Saat
aku berusaha mengingat-ingatnya, ternyata aku pernah melihatnya di
layar televisi.
jika
tak salah ia adalah Pangeran Jean Pierre Harrison,
putra
dari raja Britain ini...
yang
selalu mengalahkan lawan bicaranya dalam sidang parlemen negara.
Ia
mendapat julukan Manusia Nobel Perdamaian,
Si
Juru Diplomatik!
Chapter 5 : The Ceremonial
Pangeran muda ini berpakaian begitu formal dalam
menghadiri upacara untuk mengenang jasa pamannya. Ia mengenakan
kemeja dan celana bahan panjang warna putih, dihiasi dengan bros
lambang kehormatan kerajaan Britain yang terpasang rapi di kemejanya
ini. Bila kuhitung, terdapat 10 bros lambang dari kerajaan
dipakainya. Mengingat ia sudah berjasa bagi kerajaan Britain dalam
hal diplomatik dengan negara-negara lain. Hal itulah yang membuatku
kagum, diusianya yang sangat masih muda atau mungkin seumuranku, ia
sudah berjasa besar bagi negara yang menganut sistem monarki ini.

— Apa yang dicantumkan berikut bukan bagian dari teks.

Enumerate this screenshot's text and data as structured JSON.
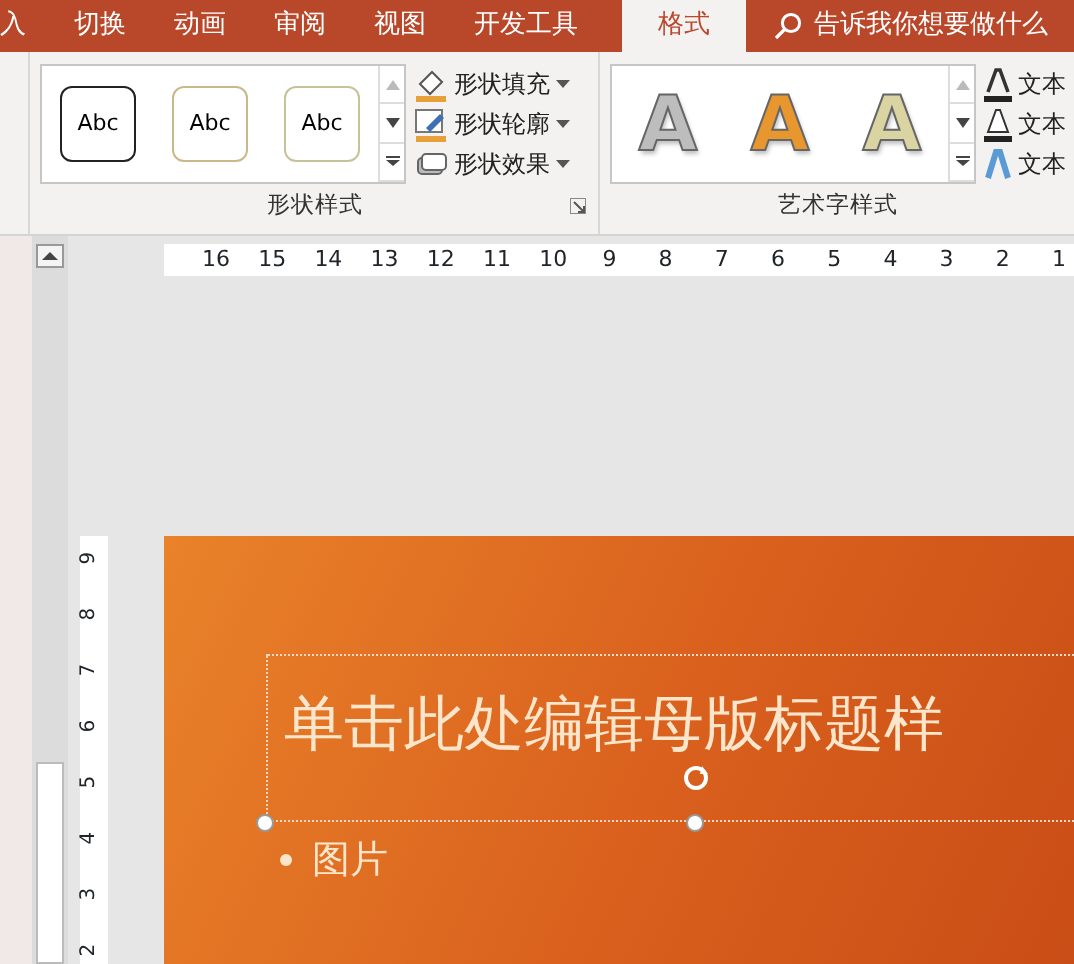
{
  "tabs": [
    {
      "label": "入",
      "selected": false
    },
    {
      "label": "切换",
      "selected": false
    },
    {
      "label": "动画",
      "selected": false
    },
    {
      "label": "审阅",
      "selected": false
    },
    {
      "label": "视图",
      "selected": false
    },
    {
      "label": "开发工具",
      "selected": false
    },
    {
      "label": "格式",
      "selected": true
    }
  ],
  "search": {
    "placeholder": "告诉我你想要做什么"
  },
  "ribbon": {
    "groups": [
      {
        "label": "形状样式",
        "gallery": [
          {
            "label": "Abc",
            "color": "#222222"
          },
          {
            "label": "Abc",
            "color": "#c9b98a"
          },
          {
            "label": "Abc",
            "color": "#c8c29a"
          }
        ],
        "commands": [
          {
            "label": "形状填充",
            "kind": "fill"
          },
          {
            "label": "形状轮廓",
            "kind": "outline"
          },
          {
            "label": "形状效果",
            "kind": "effects"
          }
        ]
      },
      {
        "label": "艺术字样式",
        "gallery": [
          {
            "label": "A",
            "color": "#bdbdbd"
          },
          {
            "label": "A",
            "color": "#e8962e"
          },
          {
            "label": "A",
            "color": "#d9d4a2"
          }
        ],
        "commands": [
          {
            "label": "文本",
            "kind": "fill"
          },
          {
            "label": "文本",
            "kind": "outline"
          },
          {
            "label": "文本",
            "kind": "effects"
          }
        ]
      }
    ]
  },
  "rulers": {
    "horizontal": [
      "16",
      "15",
      "14",
      "13",
      "12",
      "11",
      "10",
      "9",
      "8",
      "7",
      "6",
      "5",
      "4",
      "3",
      "2",
      "1"
    ],
    "vertical": [
      "9",
      "8",
      "7",
      "6",
      "5",
      "4",
      "3",
      "2"
    ]
  },
  "slide": {
    "title": "单击此处编辑母版标题样",
    "bullets": [
      "图片"
    ]
  }
}
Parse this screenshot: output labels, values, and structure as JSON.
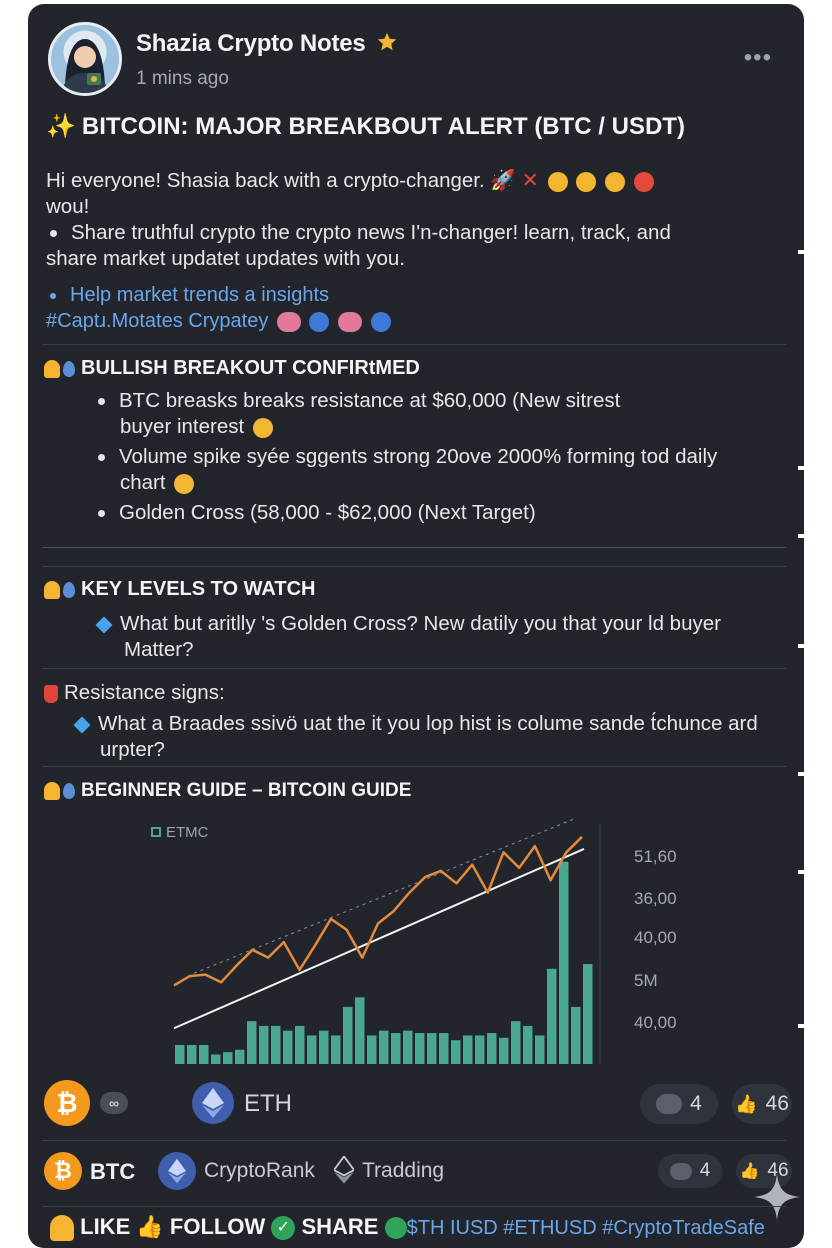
{
  "post": {
    "author": "Shazia Crypto Notes",
    "timestamp": "1 mins ago",
    "title": "BITCOIN: MAJOR BREAKBOUT ALERT (BTC / USDT)",
    "intro_line1": "Hi everyone! Shasia back with a crypto-changer.",
    "intro_line2": "wou!",
    "intro_line3": "Share truthful crypto the crypto news I'n-changer! learn, track, and",
    "intro_line4": "share market updatet updates with you.",
    "help_link": "Help market trends a insights",
    "hashtags": "#Captɹ.Motates Crypatey"
  },
  "sections": {
    "bullish": {
      "heading": "BULLISH BREAKOUT CONFIRtMED",
      "b1_line1": "BTC breasks breaks resistance at $60,000 (New sitrest",
      "b1_line2": "buyer interest",
      "b2_line1": "Volume spike syée sggents strong 20ove 2000% forming tod daily",
      "b2_line2": "chart",
      "b3": "Golden Cross (58,000 - $62,000 (Next Target)"
    },
    "key_levels": {
      "heading": "KEY LEVELS TO WATCH",
      "q_line1": "What but aritlly 's Golden Cross? New datily you that your ld buyer",
      "q_line2": "Matter?"
    },
    "resistance": {
      "heading": "Resistance signs:",
      "q_line1": "What a Braades ssivö uat the it you lop hist is colume sande t́chunce ard",
      "q_line2": "urpter?"
    },
    "guide": {
      "heading": "BEGINNER GUIDE – BITCOIN GUIDE"
    }
  },
  "chart_data": {
    "type": "line",
    "legend": "ETMC",
    "y_tick_labels": [
      "51,60",
      "36,00",
      "40,00",
      "5M",
      "40,00"
    ],
    "price_series": [
      12,
      18,
      19,
      14,
      25,
      35,
      30,
      40,
      22,
      38,
      55,
      48,
      30,
      52,
      60,
      72,
      82,
      86,
      78,
      90,
      72,
      98,
      88,
      102,
      80,
      98,
      108
    ],
    "trend_series_start": 5,
    "trend_series_end": 95,
    "volume_series": [
      8,
      8,
      8,
      4,
      5,
      6,
      18,
      16,
      16,
      14,
      16,
      12,
      14,
      12,
      24,
      28,
      12,
      14,
      13,
      14,
      13,
      13,
      13,
      10,
      12,
      12,
      13,
      11,
      18,
      16,
      12,
      40,
      85,
      24,
      42
    ]
  },
  "reactions_row1": {
    "coin_label": "ETH",
    "comments": "4",
    "likes": "46"
  },
  "reactions_row2": {
    "btc_label": "BTC",
    "cryptorank_label": "CryptoRank",
    "trading_label": "Tradding",
    "comments": "4",
    "likes": "46"
  },
  "footer": {
    "like": "LIKE",
    "follow": "FOLLOW",
    "share": "SHARE",
    "tags": "$TH IUSD #ETHUSD #CryptoTradeSafe"
  },
  "colors": {
    "card_bg": "#22252c",
    "accent_link": "#6aa6ea",
    "price_line": "#e48a3c",
    "volume_bar": "#48a890",
    "bitcoin": "#f39a1e",
    "ethereum": "#5a7fd6"
  }
}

Seandainya aku menjadi dia, berambisi untuk mencapai kehidupan yang
mewah pun tak ada gunanya lagi. Karena semua yang diinginkannya pasti
sudah dimiliki.
Teriakan Shierly memecahkan lamunanku tentang si
pangeran muda, ia memanggilku untuk menghampirinya di tenda panitia.
“Kemana saja kau Rowan? Seharusnya kau sudah disini
sejak pukul tujuh tadi untuk latihan terakhir. Dan sekarang kau
datang jam berapa, Rowan?” kata shierly sambil menunjukkan jam
tangan pink nya kehadapanku.
Kulihat pipinya menggembung seperti cemberut. Namun
itu sudah biasa. Meskipun ia marah , kemarahannya hanya sesaat
karena aku tahu sifat Shierly sejak kecil. Hanya dengan minta maaf
sambil tersenyum bodoh pasti aku dimaafkannya. Itu adalah jurus jitu
untuk menghadapi Shierly yang sedang marah.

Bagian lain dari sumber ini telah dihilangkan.